Vous nous assurez que les Algériens jouent le jeu, mais qu'en est-il de la frontière avec le Niger ? Serait-il possible que des djihadistes profitent de son éventuelle porosité pour échapper à la pression militaire et revenir ensuite ?
Vu la description que vous nous faites de la situation politique, il y a de quoi être inquiet sur la tenue des futures élections et sur la crédibilité de leurs résultats. Il serait fâcheux de passer auprès de l'opinion internationale et de l'ONU pour ceux qui auraient toléré une mascarade électorale. Avez-vous une solution de repli au cas où les opérations électorales ne se dérouleraient pas comme prévu ?
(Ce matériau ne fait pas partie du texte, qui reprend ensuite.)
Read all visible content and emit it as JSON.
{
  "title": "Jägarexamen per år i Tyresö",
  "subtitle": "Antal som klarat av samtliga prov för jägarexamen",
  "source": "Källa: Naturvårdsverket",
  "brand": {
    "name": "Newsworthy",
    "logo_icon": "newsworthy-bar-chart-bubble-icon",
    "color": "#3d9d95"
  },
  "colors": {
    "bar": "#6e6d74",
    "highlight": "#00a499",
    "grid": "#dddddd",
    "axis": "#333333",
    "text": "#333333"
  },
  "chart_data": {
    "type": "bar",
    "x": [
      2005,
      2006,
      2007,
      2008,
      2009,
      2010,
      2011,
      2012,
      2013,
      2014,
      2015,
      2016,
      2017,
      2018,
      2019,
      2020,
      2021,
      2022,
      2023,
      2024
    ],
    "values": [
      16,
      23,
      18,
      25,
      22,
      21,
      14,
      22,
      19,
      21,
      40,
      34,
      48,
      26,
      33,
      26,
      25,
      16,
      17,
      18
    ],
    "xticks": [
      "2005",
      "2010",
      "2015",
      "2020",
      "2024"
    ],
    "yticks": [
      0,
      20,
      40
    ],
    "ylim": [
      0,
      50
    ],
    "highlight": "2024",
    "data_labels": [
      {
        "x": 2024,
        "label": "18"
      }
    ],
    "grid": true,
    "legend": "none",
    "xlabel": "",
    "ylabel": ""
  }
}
Monsieur le ministre, peut-être bénéficiez-vous d'un bel héritage, mais je tiens à saluer la qualité de la gouvernance que vous avez mise en place depuis le début du conflit, que ce soit sur le plan militaire ou sur le plan diplomatique.
Les conditions climatiques jouent un rôle très important dans le conflit. Or elles vont être de plus en plus dures, avec des répercussions sur l'hygiène et sur la santé des soldats. Comment appréhendez-vous les choses ?
Est-on capable d'identifier les circuits d'approvisionnement des djihadistes en armes ? Celles-ci sont-elles d'un bon niveau technologique ?
A-t-on une idée du nombre de rebelles encore en état de combattre ? Existe-t-il pour eux des possibilités de repli et si oui, vers où ?
Comment, au plus haut niveau de l'État, concilie-t-on les impératifs de notre mission, qui est de libérer le Mali et de neutraliser AQMI et les terroristes, avec la présence d'otages dans le nord du pays, sachant que ceux-ci représentent une monnaie d'échange et que leur sécurité est clairement menacée ?
Ayant d'autres engagements, je suis contraint de vous répondre brièvement ; je vous prie de m'en excuser.
Beaucoup de matériel, y compris des dispositifs de commande à distance ont en effet été saisis – surtout depuis quinze jours. Ils sont actuellement analysés par nos services.
Oui, c'est du matériel de professionnels. Les armes sont à l'avenant, avec par exemple la présence de lance-roquettes multiples. Il ne s'agit pas d'articles « soldés » : c'est la guerre !
Monsieur Fromion, je ne ferai pas de polémique : notre armée est notre héritage collectif, elle fait partie de la nation.
S'agissant de la frontière avec le Niger, on peut en effet s'interroger sur sa porosité. Des bataillons nigériens ont cependant été déployés là, ainsi qu'entre Gao et Ansongo. Ils sont assez bien équipés et disposent de moyens logistiques. En outre, nous surveillons la frontière à l'aide des drones basés à Niamey. Il reste que « l'autoroute » des trafics passe par là et que l'on a identifié des Libyens parmi les combattants que nous avons neutralisés au nord.
Quant aux élections, nous souhaitons que le Mali ait le plus rapidement possible des responsables politiques légitimes. Le calendrier idéal serait le suivant : finir la libération du territoire avant l'installation de la MINUMA, au mois de juin ; procéder aux élections en juillet ; en parallèle, former l'armée malienne de manière à ce qu'elle puisse, prendre le relais de la MINUMA – et je précise que cette dernière pouvant faire appel à d'autres forces que la MISMA, des pays européens pourront, s'ils le souhaitent, la rejoindre.
En cette période de l'année, le climat est sec et très chaud, ce qui impose une logistique très lourde. Dans la vallée d'Amettetaï, chaque soldat devrait boire dix litres d'eau par jour. La chaleur a un autre inconvénient : les hélicoptères et les avions peuvent transporter moins de personnes et de matériel. Ensuite, ce sera la saison des pluies, qui comporte d'autres inconvénients. Nous avons donc intérêt à terminer les opérations de libération avant le mois de juillet.
Sur les deux zones d'opérations, il resterait quelques centaines de djihadistes ; les djihadistes du Mujao sont plus nombreux que ceux d'AQMI et mieux intégrés dans la population.
La séance est levée à dix-neuf heures quarante-cinq.